I’ve been attempting to write a browser game lately, using THREE.js for the graphics, Javascript for the frontend, and Python for the backend. I’m doing this to reinforce the principles I learned over the summer (MVC, web development technologies, etc), as well as to simply produce something cool. The result of the project will be a Final Fantasy Tactics battle system.
Lately, I was thinking about how to reduce code duplication on the server. There’s a lot of things that have to be done twice, on the client and on the server, since we can’t trust the client to compute them; it’s very easy to just send a message to the server saying “Hey, I did 9999 damage to this unit!” Anything that doesn’t have to do with how things are displayed must be validated on the server, but it’s a bad idea to have code in two places. In the beginning, teachers will tell you to take this for granted; later on, you realize just how painful it is to have the same code in multiple places.

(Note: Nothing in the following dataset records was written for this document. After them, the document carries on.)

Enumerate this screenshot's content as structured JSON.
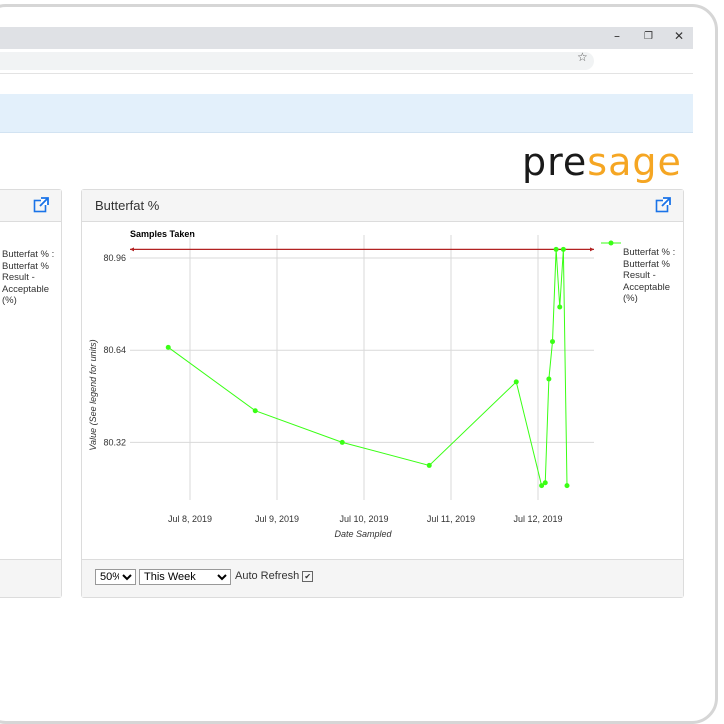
{
  "browser": {
    "window_controls": [
      "–",
      "❐",
      "✕"
    ],
    "bookmark_icon": "star-icon"
  },
  "logo": {
    "pre": "pre",
    "sage": "sage"
  },
  "left_panel": {
    "legend_text": "Butterfat % :\nButterfat %\nResult -\nAcceptable\n(%)"
  },
  "panel": {
    "title": "Butterfat %",
    "open_icon": "external-link-icon",
    "zoom_value": "50%",
    "range_value": "This Week",
    "auto_refresh_label": "Auto Refresh",
    "auto_refresh_checked": "✔"
  },
  "chart_data": {
    "type": "line",
    "title": "Samples Taken",
    "xlabel": "Date Sampled",
    "ylabel": "Value (See legend for units)",
    "x_ticks": [
      "Jul 8, 2019",
      "Jul 9, 2019",
      "Jul 10, 2019",
      "Jul 11, 2019",
      "Jul 12, 2019"
    ],
    "y_ticks": [
      "80.32",
      "80.64",
      "80.96"
    ],
    "ylim": [
      80.12,
      81.04
    ],
    "grid": true,
    "legend_position": "right",
    "series_color": "#39ff14",
    "limit_line": {
      "value": 80.99,
      "color": "#b22222"
    },
    "series": [
      {
        "name": "Butterfat % : Butterfat % Result - Acceptable (%)",
        "points": [
          [
            "2019-07-07 18:00",
            80.65
          ],
          [
            "2019-07-08 18:00",
            80.43
          ],
          [
            "2019-07-09 18:00",
            80.32
          ],
          [
            "2019-07-10 18:00",
            80.24
          ],
          [
            "2019-07-11 18:00",
            80.53
          ],
          [
            "2019-07-12 01:00",
            80.17
          ],
          [
            "2019-07-12 02:00",
            80.18
          ],
          [
            "2019-07-12 03:00",
            80.54
          ],
          [
            "2019-07-12 04:00",
            80.67
          ],
          [
            "2019-07-12 05:00",
            80.99
          ],
          [
            "2019-07-12 06:00",
            80.79
          ],
          [
            "2019-07-12 07:00",
            80.99
          ],
          [
            "2019-07-12 08:00",
            80.17
          ]
        ]
      }
    ]
  }
}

It’s extremely easy, and annoying, to change a number in one place and forget to do it in the other. Not to mention it’s just plain more efficient to not repeat yourself.
In an attempt to remedy this issue, I introduced a new dependency - PyV8. This is a python wrapper around google’s V8 engine, which runs all the javascript in the Chrome browser. With this, I can write all my calculations - unit damage, movement, and whatever else - in Javascript functions and then run them on both the client and the server. Easy enough, I suppose.
The installation of PyV8 wasn’t quite painless, as the PyV8 documentation isn’t that great, but several nice people that live on the internet helped me out. However, when it actually came time to test it on the server, python… segfaults? How does one segfault python?
Edit! Actually, what follows was probably not the solution; I was still having intermittent issues with the same exact error even after taking the measures described. What I think was really the problem is that Django runs threads, and PyV8 doesn’t like threads. It seems that you need to use a lock to prevent some resource from being used at the same time, as per this stack overflow thread. Basically, you just need to do this:
`with PyV8.JSLocker(): ctxt = PyV8.JSContext() ctxt.enter()
… your ctxt.eval() code here …
ctxt.leave() `
This makes more sense - it explains why the code wasn’t crashing in the shell, and why it was only crashing if I refreshed the web browser and then tried to execute some JS code (it wouldn’t crash on the first request the browser made).
Here ends the edit. You can still read what I have below if the above doesn’t fix it…
The answer, of course, is that python itself didn’t segfault at all; as I said, PyV8 is a wrapper around the V8 engine, which is written in C, and that’s what segfaulted. Well, I figure I need to figure out what segfaulted. All programmers know that the first step to debugging is to put in print statments! I spend about a minute doing this until I realize that I’m running Django under Apache and WSGI, and they use stdout/stdin to communicate, which means my print statements will completely mess up the application. Well, whatever - I’ll just switch to the django development server. To be honest, I’m not sure why I’m not using it in the first place…
Anyway, I do this, and I find out that it’s segfaulting on context creation, or more specifically, this line of code:
ctxt = PyV8.JSContext()
Well, that’s odd. I’m kind of at a loss as to what to do, since there’s not really a reason there should be any problems with this. I dither around a bit until I remember I can run the django environment from the command line, using python3 manage.py shell. I try the same line of code, but this time, from the shell:
`»> import PyV8
ctxt = PyV8.JSContext() `
What? It worked without issues? That’s… rather bewildering. I dismiss this as a dead end and head to google, and search what to do if Python segfaults. Someone suggests using gdb, and I silently thank my coworker from two summers ago for teaching me how to debug C++ under gdb. I run gdb python3, run the server, and it gives me this error:
Program received signal SIGSEGV, Segmentation fault.
0x00007ffff6ad8317 in kill () at ../sysdeps/unix/syscall-template.S:81
81 ../sysdeps/unix/syscall-template.S: No such file or directory.
At this point, I’m completely lost. What is that file? Why is there a “../” on it? What place is it trying to get this file from? Why does it even need this file? I turn to google again, and I get this link. It proves to be the last step to solve the problem; for whatever reason, PyV8 needs the source to libc to be able to run. Just to be sure, I run strace on the test server and, indeed, I get similar output to what that person had. After a bit of package searching, I run this command:
sudo apt-get install eglibc-source
And PyV8 works. The only thing I still don’t understand is why it worked in the shell, and not when I was actually running django under the server; maybe it has something to do with paths? Well, I probably will never know. If you do, I’m interested to hear.
In case you skipped ahead, make sure you go back up and read the edit. This was not actually what solved my issue.